Berdasarkan hal tersebut Fadli Zon salah satu Angota DPR RI Fraksi Partai Gerindra mengungkapkan kecurigaan dirinya terhadap tanah sitaan pemberian Joowi yang dianggapnya memberikan sertifikat palsu sebagai bentuk peforma Kementerian ATR/BPN saja.
Diketahui tanah tersebut adalah redistribusi Hak Guna Usaha (HGU) dari PT. Cikopomayak Cileles dimana sertifikat Hak Milik atau SHM nya sudah resmi dikeluarkan.
Hanya saja, SHM lahan yang sudah diserahkan Presiden Jokowi dikabarkan bersifat palsu atau tidak sah.
Sontak peristiwa ini memicu kekecewaan ratusan warga Jasinga. Mereka bertanya-tanya lantaran Presiden Jokowi menyerahkan sertifikat tanah itu di Istana Bogor.
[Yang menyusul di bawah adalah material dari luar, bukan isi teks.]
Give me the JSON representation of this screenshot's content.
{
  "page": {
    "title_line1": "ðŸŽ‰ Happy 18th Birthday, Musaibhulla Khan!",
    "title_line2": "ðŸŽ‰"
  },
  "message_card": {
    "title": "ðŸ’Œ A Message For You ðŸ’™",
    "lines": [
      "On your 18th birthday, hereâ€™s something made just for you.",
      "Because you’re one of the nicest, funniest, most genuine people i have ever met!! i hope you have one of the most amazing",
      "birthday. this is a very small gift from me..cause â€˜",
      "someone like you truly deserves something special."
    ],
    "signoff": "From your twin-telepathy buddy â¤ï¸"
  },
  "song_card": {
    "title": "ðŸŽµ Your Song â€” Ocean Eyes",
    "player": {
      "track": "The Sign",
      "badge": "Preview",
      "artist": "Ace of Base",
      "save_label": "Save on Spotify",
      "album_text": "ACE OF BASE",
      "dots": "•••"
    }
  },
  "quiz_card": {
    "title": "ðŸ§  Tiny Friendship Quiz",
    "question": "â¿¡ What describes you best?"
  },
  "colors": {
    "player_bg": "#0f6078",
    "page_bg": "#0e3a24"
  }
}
Untuk diketahui, Kepala Bareskrim Polri, Komisaris Jenderal Agus Andrianto mengungkapkan 178 SHM yang sudah dibagikan dibatalkan karena redistribusinya tidak sah.
Kini, masalah tersebut ditangani oleh pihak kepolisian dan sudah memasuki proses pidana.
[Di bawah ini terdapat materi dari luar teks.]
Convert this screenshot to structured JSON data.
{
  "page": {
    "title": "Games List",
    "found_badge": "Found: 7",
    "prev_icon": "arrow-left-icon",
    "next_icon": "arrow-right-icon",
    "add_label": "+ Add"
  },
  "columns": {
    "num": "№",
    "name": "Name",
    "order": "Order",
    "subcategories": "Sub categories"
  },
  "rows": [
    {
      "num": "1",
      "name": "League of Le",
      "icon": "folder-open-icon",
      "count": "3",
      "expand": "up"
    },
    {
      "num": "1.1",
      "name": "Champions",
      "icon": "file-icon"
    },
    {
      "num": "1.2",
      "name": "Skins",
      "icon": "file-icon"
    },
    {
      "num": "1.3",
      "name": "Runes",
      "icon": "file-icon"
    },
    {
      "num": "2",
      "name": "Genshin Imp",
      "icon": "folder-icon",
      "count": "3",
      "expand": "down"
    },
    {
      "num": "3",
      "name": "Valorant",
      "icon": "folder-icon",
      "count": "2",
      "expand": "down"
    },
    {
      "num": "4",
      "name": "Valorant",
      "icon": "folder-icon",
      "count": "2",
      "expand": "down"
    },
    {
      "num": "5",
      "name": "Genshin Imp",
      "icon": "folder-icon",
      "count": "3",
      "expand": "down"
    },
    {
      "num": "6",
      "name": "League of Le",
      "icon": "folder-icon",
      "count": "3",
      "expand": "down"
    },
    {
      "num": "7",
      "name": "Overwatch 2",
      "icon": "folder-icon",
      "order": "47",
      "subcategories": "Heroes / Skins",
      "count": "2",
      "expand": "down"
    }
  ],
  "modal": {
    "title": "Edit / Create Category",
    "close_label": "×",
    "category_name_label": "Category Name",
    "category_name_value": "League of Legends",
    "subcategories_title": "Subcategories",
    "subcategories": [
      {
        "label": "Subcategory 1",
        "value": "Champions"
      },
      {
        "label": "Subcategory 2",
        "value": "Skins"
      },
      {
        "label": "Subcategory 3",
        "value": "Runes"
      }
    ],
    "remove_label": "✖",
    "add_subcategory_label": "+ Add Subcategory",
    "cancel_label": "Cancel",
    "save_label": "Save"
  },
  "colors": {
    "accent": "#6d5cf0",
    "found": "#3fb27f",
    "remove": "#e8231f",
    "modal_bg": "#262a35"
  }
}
Mengutip sebuah artikel berjudul “Warga Jasinga Diberi Tanah oleh Jokowi Lalu Disita Satgas BLBI”, politikus Gerindra Fadli Zon pun mengomentari peristiwa itu lewat Twitter miliknya @FadliZon, Jumat, 24 Juni 2022. Dilansir dari gelora.co
Anggota DPR itu menuntut kejelasan soal sertifikat tanah pemberian Jokowi yang dianggap palsu.
“Harus segera ada kejelasan. Mana yg benar?,” cuit Fadli Zon, dikutip pada Sabtu, 25 Juni 2022.
Lebih lanjut, Fadli Zon curiga bahwa pembagian sertifikat tanah kepada masyarakat semata hanya untuk peforma Kementerian ATR/BPN, yang kini dikepalai Mantan Panglima TNI Hadi Tjahjanto, menggantikan Sofyan Djalil.
“Jgn sampai pembagian sertifikat pd masyarakat oleh Presiden hanya performa saja. @atr_bpn,” cuit Fadli Zon soal tanah warga Jasinga yang dikasih Jokowi disita BLBI karena sertifikat palsu.